I need cheap, lightweight saw and maybe other required tools to cut the tree into lumber poles and planks.
What do I need to be able to do this?
A saw pit? (takes two people, but quiet )
You can get extensions for a chainsaw that gives you a handle on each end and drag it through that way... don't know how safe that is and it would waste a lot of wood with the width of the chain (and still need two people). Most "portable" lumber mills use a large bandsaw for that reason. They are neither cheap or light though...
The more I think about it... it still seems easier to cut boards in one place, not where ever the tree falls. Do you have access to a horse? Can you just look for smaller trees? How straight do your cuts need to be? Are you trying to build without attracting attention? (your own land? public land? whatever?) It sounds like you are hiking in? ATV? In other words how light is light?
Yes, I will be hiking into public land and don't want to use machines. No horse either. So yes, I want to cut down the tree and where the tree falls down I want to be able to cut it into lumber (so a saw pit isn't an option..)
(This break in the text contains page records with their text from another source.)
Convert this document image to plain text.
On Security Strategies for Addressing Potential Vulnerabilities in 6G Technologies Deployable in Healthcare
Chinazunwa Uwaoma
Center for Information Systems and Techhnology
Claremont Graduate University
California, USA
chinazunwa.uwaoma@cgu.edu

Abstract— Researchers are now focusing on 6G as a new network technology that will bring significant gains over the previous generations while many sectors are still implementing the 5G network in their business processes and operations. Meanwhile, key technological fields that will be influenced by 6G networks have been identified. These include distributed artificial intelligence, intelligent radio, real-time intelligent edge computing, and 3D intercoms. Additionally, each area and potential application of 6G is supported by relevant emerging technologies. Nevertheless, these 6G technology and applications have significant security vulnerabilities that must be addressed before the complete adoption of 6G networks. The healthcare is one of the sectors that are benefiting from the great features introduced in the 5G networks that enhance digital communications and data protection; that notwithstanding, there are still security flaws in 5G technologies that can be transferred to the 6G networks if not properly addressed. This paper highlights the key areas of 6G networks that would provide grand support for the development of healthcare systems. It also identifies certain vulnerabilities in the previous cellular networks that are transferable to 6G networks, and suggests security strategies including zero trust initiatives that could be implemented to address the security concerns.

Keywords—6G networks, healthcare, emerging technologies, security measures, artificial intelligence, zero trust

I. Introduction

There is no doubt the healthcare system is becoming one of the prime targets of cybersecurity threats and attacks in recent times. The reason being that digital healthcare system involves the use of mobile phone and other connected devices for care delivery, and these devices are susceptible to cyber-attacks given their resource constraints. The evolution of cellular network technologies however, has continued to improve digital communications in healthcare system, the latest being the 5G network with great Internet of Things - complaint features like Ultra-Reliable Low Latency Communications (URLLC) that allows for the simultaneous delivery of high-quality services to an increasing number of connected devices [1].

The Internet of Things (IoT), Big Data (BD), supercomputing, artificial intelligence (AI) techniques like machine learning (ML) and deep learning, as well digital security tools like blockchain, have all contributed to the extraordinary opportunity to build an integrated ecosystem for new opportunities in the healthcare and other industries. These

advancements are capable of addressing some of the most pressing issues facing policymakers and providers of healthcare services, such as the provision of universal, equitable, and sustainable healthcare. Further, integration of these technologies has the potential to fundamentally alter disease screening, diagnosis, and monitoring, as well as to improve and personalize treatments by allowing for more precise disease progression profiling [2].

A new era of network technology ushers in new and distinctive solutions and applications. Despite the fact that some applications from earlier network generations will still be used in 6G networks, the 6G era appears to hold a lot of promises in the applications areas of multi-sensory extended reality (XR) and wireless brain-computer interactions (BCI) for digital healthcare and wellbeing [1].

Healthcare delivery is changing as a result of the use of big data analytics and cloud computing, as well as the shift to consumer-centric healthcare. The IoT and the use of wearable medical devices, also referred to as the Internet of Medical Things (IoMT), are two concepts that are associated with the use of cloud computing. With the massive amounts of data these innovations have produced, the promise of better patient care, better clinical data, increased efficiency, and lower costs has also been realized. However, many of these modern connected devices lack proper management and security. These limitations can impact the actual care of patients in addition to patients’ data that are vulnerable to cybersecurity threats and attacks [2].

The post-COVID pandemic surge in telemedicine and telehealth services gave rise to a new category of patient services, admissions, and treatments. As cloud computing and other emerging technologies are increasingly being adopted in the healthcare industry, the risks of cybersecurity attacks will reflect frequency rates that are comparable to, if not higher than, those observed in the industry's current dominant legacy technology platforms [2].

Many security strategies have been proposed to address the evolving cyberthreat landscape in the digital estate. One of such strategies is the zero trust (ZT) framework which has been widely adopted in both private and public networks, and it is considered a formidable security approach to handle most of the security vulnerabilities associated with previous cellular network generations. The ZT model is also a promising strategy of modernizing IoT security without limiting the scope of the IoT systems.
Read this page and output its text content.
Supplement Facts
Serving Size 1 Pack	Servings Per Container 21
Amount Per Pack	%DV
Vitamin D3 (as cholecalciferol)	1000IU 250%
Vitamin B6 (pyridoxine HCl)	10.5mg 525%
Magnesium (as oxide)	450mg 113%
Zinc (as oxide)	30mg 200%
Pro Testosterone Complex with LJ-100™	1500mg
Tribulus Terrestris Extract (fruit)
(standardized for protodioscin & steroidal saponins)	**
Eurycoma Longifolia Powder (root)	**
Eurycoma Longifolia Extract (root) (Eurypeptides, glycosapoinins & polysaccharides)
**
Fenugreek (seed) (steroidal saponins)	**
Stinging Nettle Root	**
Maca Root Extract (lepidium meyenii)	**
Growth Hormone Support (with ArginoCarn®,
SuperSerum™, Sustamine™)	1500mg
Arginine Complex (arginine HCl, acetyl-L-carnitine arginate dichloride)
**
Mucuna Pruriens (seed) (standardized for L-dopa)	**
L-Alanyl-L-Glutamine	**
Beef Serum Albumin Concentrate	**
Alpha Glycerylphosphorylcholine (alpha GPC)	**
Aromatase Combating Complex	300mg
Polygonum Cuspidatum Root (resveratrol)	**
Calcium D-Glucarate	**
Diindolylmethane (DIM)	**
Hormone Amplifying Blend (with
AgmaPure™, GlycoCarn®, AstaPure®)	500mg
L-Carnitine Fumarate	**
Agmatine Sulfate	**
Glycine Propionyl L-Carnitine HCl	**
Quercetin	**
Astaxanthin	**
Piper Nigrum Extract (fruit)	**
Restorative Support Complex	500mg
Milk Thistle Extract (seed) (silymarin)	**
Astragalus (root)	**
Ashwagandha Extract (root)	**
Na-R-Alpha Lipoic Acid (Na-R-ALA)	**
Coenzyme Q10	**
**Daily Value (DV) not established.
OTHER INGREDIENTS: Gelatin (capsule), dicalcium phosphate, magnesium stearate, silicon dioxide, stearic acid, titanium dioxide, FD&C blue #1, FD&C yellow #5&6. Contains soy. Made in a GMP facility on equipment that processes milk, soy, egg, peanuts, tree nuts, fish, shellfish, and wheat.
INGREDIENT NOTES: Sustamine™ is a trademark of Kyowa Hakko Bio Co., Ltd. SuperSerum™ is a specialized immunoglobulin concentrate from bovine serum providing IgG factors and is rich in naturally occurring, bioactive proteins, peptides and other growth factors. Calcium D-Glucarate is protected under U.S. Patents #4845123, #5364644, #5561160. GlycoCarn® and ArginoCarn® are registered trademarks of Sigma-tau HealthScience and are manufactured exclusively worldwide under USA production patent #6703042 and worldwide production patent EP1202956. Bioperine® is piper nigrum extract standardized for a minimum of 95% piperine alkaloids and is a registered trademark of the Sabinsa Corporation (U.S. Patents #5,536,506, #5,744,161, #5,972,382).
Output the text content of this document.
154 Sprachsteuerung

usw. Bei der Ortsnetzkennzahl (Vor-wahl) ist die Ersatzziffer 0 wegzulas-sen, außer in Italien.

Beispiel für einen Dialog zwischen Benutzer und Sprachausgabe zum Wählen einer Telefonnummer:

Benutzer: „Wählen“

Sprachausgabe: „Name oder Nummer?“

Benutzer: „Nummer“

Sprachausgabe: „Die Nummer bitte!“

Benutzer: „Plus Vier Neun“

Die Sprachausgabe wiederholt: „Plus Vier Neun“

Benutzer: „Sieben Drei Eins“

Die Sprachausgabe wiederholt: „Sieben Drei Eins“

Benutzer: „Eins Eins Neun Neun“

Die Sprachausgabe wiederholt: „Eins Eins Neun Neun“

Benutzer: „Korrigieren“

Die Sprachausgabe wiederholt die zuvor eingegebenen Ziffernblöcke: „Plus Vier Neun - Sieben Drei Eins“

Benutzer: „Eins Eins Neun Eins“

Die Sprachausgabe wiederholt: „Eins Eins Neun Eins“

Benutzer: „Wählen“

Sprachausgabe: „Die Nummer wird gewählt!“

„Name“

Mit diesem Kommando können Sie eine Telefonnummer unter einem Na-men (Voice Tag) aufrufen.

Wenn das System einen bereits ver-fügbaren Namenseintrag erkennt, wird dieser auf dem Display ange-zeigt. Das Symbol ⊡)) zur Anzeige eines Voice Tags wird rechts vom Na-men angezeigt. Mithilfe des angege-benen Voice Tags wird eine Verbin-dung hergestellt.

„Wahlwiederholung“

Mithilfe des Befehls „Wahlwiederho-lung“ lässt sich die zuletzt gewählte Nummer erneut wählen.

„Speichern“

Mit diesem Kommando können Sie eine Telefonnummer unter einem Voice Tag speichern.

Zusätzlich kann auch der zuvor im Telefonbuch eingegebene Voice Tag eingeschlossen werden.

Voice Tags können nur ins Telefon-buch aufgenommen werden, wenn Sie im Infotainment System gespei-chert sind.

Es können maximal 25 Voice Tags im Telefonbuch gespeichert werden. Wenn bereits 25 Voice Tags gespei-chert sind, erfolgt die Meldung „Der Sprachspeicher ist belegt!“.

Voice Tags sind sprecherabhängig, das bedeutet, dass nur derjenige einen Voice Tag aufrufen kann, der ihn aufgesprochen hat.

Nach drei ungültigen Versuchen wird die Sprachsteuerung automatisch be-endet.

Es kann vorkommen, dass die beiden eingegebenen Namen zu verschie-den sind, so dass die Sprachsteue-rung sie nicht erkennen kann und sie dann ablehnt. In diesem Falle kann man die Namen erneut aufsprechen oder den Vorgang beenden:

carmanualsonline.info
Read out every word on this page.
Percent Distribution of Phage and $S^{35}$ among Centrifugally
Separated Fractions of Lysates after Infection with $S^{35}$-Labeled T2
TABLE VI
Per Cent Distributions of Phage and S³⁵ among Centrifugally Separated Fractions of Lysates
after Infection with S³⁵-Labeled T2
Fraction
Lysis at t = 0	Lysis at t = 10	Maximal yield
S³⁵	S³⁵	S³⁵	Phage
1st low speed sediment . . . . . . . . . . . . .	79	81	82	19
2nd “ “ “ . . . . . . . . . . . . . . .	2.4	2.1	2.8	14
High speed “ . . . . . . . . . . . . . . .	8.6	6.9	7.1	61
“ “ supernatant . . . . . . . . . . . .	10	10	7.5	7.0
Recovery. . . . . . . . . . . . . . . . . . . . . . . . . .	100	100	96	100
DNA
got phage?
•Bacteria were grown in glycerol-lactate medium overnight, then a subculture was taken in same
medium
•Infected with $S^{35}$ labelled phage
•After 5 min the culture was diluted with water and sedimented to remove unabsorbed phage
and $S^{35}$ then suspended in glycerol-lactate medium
And what (DIY) tool can I buy or make to take off the bark?
Here's a video of a bloke called Ben Law building his ecohome.
"The uploader has not made this video available in your country.
Sorry about that."
Can you maybe download and upload it for me, using a tool like downloadhelper for firefox, and then post the link where I can view it? Thanks!
Ok, I would suggest you will have to live with less than perfect lumber. Probably the best way... is to go back before saw pits... and use a number of splitting mauls... the Vikings made boats this way... of coarse they had lots of practice too. It starts by picking straight trees with as little twist and knots as you can find.
Has anyone done this? I mean really? Any idea how much HARD work is needed to fell, debark, etc.
I have assumed that this house will be built on public lands and the builder would like to keep its where abouts and existence unknown. No judgements on the validity... just how. I may one day feel the need to do something clandestine like this too. So I would like to know how he makes out.
I'd love to try this myself - maybe we should have a contest and see who can build the biggest and keep it a secret the longest
One can hew wood by standing a log across two other smaller logs, and stabilizing it either by notching the support logs, or using a 'timber dog' (a long bar of iron with a tooth on either end that jams into the logs and prevents movement). The hewer marks a line along the length of a log, usually with a chalk line, then chops notches to a short distance (10 mm for example) from this line into the log every foot or two using a chopping or scoring axe. The hewing can be done on the sides with a broadaxe by standing over or to the side of the log and chipping off the sections of wood in between the notches. This results in a rough surface pared down just shy of the marked line. The notches remove a fair amount of wood, make chipping easier and prevent long shreds of material being removed, only smaller chips. Hewing occurs from the bottom of the stem upwards towards what was the top of the standing tree, reducing the tendency of the broken fibers to migrate inwards towards the eventual beam.
An adze was used to chip or plane the top surface in the same manner. Further smoothing can then be done using a hand plane, drawknife, yari kana or any other established or improvised means.